Be that as it may, overall A Walk Among the Tombstones earns high marks. While not quite up to the same level as Frank’s last directorial effort The Lookout, much like it this is a confident, intelligently constructed motion  picture made with care, passion and understanding. It assumes the audience has a brain and won’t be afraid to follow the protagonist into the darkest corners of the human condition. Superbly lensed by Mihai Malaimare Jr. (The Master), eerily scored by Carlos Rafael Rivera, featuring awesome production design work by David Brisbin (Sinister), everything is connected melodiously together in ways that are vital and vibrant.

The anchor, though, is Neeson. This is the actor fully involved, completely invested, not just picking up a paycheck and going through the motions. It is another reminder of just how spectacular he is when he wants to be, taking somewhat cliché and overly familiar dime store detective novel tropes and making something fresh and invigorating out of them. The actor soars, his pain and his euphoria mixing in equal measure throughout as he goes down a path he knows deep down inside can only lead to catastrophe.

Frank closes the movie on a haunting image that likely would have been unheard of just a handful of years ago.

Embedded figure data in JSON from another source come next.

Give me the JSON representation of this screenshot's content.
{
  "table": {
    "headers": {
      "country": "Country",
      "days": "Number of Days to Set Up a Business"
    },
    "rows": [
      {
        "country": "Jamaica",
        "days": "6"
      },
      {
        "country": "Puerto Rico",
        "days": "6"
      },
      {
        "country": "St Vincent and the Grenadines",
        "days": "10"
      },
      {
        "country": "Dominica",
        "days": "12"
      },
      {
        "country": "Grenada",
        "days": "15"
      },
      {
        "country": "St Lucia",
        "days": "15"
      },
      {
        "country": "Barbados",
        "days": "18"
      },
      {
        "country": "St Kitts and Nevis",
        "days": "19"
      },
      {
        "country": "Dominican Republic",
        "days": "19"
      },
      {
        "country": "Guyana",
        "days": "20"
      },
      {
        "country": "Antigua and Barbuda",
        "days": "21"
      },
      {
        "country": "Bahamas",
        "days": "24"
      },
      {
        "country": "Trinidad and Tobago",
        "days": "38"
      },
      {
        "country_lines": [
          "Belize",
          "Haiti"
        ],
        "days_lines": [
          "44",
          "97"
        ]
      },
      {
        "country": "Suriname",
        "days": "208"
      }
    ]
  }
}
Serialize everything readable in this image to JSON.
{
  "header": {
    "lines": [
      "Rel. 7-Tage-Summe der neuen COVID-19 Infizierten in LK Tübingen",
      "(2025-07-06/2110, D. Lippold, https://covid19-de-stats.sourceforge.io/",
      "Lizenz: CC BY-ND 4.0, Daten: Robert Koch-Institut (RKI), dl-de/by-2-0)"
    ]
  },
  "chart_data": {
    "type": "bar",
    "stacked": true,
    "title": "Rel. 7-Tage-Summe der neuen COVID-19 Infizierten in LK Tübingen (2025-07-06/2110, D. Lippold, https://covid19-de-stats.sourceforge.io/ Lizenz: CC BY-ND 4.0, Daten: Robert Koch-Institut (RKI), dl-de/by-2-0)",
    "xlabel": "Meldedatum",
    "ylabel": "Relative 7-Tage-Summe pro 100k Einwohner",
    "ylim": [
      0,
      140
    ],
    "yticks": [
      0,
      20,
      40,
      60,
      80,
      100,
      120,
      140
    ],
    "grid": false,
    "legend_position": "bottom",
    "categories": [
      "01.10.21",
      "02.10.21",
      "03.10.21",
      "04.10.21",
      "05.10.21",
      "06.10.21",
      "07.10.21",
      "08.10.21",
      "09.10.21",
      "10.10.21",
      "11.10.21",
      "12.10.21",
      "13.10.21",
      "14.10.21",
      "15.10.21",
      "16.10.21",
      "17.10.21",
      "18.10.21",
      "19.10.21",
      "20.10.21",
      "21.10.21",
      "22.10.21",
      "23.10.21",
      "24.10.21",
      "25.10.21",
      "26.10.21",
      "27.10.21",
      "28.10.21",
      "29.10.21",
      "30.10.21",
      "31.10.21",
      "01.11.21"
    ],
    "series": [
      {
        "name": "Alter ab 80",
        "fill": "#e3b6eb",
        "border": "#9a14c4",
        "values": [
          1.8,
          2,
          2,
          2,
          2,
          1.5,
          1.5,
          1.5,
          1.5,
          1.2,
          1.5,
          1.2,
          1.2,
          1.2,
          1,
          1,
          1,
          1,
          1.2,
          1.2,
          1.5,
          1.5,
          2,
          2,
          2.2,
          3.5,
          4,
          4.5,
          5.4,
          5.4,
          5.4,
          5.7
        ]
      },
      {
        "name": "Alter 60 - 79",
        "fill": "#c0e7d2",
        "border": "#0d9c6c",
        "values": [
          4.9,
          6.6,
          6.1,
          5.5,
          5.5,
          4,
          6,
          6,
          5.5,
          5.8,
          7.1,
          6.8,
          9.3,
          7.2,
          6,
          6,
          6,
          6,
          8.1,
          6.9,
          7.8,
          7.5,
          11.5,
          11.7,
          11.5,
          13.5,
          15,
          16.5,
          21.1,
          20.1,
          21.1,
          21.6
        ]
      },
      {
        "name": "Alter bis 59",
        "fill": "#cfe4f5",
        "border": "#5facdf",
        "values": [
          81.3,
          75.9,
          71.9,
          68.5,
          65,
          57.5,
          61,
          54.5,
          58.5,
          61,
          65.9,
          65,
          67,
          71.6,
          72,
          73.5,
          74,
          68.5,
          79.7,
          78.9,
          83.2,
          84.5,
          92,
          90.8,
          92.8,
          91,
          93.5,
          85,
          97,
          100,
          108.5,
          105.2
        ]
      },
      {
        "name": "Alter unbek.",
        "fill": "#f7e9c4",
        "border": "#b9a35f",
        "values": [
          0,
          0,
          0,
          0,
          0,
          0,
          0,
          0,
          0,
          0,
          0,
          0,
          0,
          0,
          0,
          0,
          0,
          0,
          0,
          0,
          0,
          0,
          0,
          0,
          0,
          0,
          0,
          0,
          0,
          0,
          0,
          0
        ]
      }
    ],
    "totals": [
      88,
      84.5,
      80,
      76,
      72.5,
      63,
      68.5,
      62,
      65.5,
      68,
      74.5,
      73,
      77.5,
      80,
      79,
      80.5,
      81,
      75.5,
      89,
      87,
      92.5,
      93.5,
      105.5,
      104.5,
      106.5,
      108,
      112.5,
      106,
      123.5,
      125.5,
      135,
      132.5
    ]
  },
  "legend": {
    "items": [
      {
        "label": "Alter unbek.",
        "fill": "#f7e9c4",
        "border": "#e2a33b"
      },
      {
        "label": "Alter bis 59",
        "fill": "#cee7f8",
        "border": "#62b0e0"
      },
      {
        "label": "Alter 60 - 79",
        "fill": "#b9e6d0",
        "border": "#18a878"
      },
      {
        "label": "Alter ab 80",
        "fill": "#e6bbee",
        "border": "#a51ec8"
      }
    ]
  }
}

Triumph and tragedy collide head-on into one another, giving the film an unflinching ethereal elegance that makes up for many of the issues I had with the actual climax itself. Frank does Block’s character right (this is a serious upgrade over 1986’s 8 Million Ways to Die, let me tell you), and for my part if he decided to follow up A Walk Among the Tombstones with another of Scudder’s adventures I’d be first in line to see how it would turn out.